Contrary to those who would Europeanize us, Kotkin shows Americans don't want to live with urban densities. Suburbs are no longer lily white, many successful minorities have happily moved there. And suburbs tend to be less unequal economically than urban centers.

When your opponent is shooting himself in the foot, the last thing you want to do is yell "stop." I hope Democrats keep beating up on suburbs. Every suburbanite they tick off is a winnable voter for conservative causes. It may be how the GOP finally attracts minority voters.

We Are the JV Team

Ralph Peters comments on defense for the New York Post. In today's column, he asserts that in the battle with ISIS, the U.S. is the JV team and they are the experts, we're losing and they're winning.

He defends that claim by showing how we are playing patty-cake while they are playing hardball. With all our technological prowess, we can't keep them from using electronic media to reach recruits, advertise their conquests, and terrorize those in ISIS' path. See Peters' description of their recruiting pitch:
While our “elites” no longer comprehend religious zeal, ISIS lives it — and wields it on impressionable young Muslims around the globe.

Its recruiting campaign is brilliant — cheap and effective — offering young misfits entry into the ultimate boys’ club, where Allah gives you a license not only to kill, but to torture, rape and enslave.

If you’re killed, you go to paradise. Our counter-offer is minimum-wage jobs.

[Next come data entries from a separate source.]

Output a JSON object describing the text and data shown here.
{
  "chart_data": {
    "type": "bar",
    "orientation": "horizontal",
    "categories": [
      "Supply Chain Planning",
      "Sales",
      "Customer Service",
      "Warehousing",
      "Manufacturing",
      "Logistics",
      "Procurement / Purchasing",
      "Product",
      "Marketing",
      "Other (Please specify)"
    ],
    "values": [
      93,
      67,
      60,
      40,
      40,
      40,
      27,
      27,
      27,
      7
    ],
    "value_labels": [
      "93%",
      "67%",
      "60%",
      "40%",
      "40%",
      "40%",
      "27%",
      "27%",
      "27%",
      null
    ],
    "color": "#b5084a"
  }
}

And if you can’t make it to the ruins of Syria or Iraq, you get full points for terrorist acts at home.
In other words, ISIS jihadis are latter-day Crusaders. They have God in their hearts, blood on their swords and lust in their jeans. We worry about killing Arab civilians; they worry about finding more victims - military or civilian - to kill, rape or enslave.

ISIS uses a unique mix of asymmetric warfare and regular military tactics, in combination. Quite often suicide bombers soften up targets before regular troops and armor attack. Plus, publicizing the torture/murder of prisoners generates mass enemy desertions before a battle begins.